Notice how the functions receive the final data and just return the same data? Gleam eliminates all that extra stuff and returns the final result directly:

  1. Current total is 0, Score is 71, rest is [100, 43, 85, 66]
  2. Score of 71 + current total of 0 is equal to 71
    1. Current total is 71, score is 100, rest is [43, 85, 66]
    2. Score of 100 + current total of 71 is equal to 171
      1. Current total is 171, score is 43, rest is [85, 66]
      2. Score of 43 + current total of 171 is equal to 214
        1. Current total is 214, score is 85, rest is [66]
        2. Score of 85 + current total of 214 is equal to 299
          1. Current total is 299, score is 66, rest is []
          2. Score of 66 + current total of 299 is equal to 365
            1. Current total is 365
            2. Scores is empty
            3. Return 365

This is called tail-call optimisation, because you put the function call at the end, or tail, as the last thing to do, which means there’s nothing else to do, and it can return directly all the way up.

Nicer advanced recursion🔗

There is one issue with this.
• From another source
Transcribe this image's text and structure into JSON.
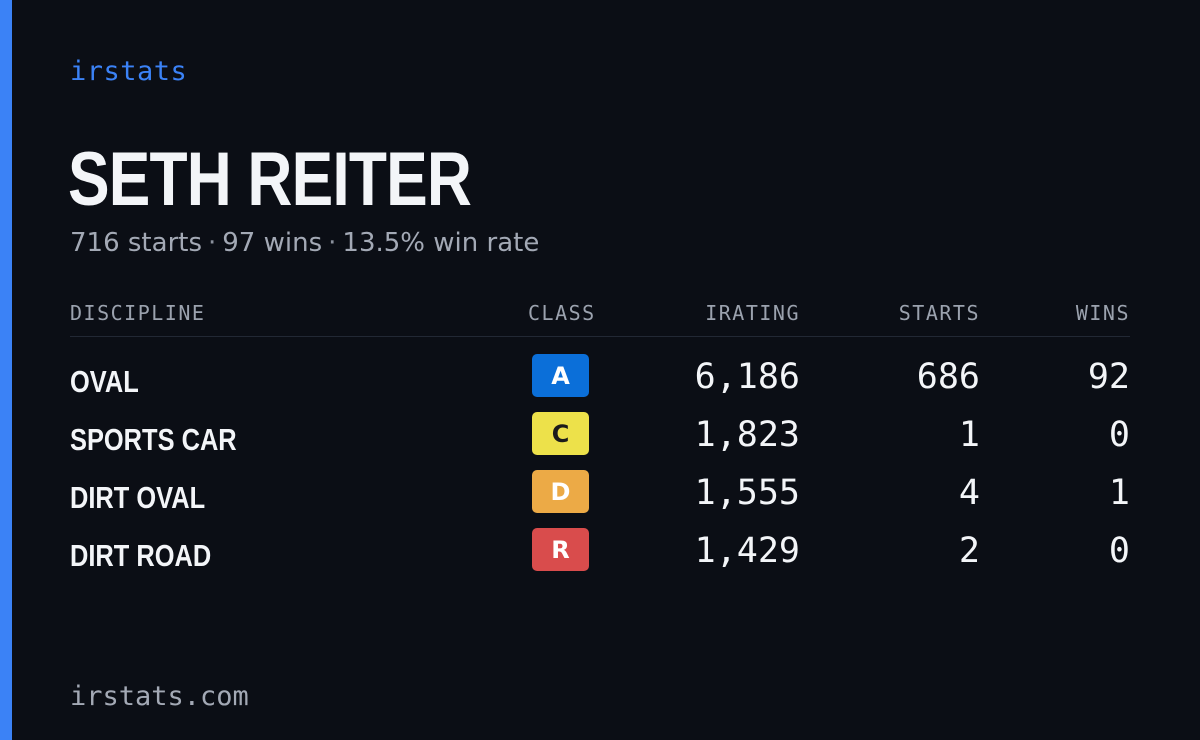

When we first start the loop, we need to pass in a useless starting value of 0. What we do instead is hide total_score_loop in a module, and call it from a nicer public function:

// this function is `pub`; usable by others
pub fn total_score(scores) {
	total_score_loop(scores, 0)
//                           ^ hidden starting value
}

This is also very similar to another common for loop pattern:

let current_total = 0
//  ^ collector     ^ starting value
for (score in scores) {
	current_total = score + current_total
}
fn total_score_loop(scores, current_total) {
//                          ^ collector
	case scores {
		[] -> current_total
		[score, ..rest] -> {
			total_score_loop(rest, score + current_total)
		}
	}
}

let total = total_score_loop(scores, 0)
//                                   ^ starting value

The benefit of using functions instead of for loops is that your current_total remains constant outside the looping function. In the for loop, current_total isn’t guaranteed to remain constant after the loop is done with it, because we needed to change it in the for loop.

Setting aside advanced recursion🔗

Also, I showed the roundabout way again. You should use the sum function from the int module in Gleam’s standard library. It already has the optimisations we mentioned.

int.sum([71, 100, 43, 85, 66])

Bonus for function🔗

There’s not much use for it and it’s a smidge longer, but you could write a for function that looks very similar to the statement.

import gleam/io

pub fn main() {
	let i = 4
	for(i, fn(i){i>0}, fn(i){i-1},
		fn(_) {
			io.println("Hello, World")
		}
	)
}

/// Repeat body as long as cond is True
fn for(counter, cond, step, body) {
	case cond(counter) {
		True -> {
			body(counter)
			for(step(counter), cond, step, body)
		}
		False -> Nil
	}
}

Can you see how it’s put together?

Conclusion🔗

I hope all that made sense.

Looping is repeating a function, which is just calling the function again, with a check for when to stop repeating.

If you don’t have questions:

gleam new helloworld_helloworld_helloworld_helloworld

Gleam website

Also, recursion is awesome in all functional languages. What’s a functional language? It’s a language that makes sure data stays stable and constant (“immutable”). This includes Elixir and F# amongst the new crop, and Erlang and Haskell amongst the older complex ones.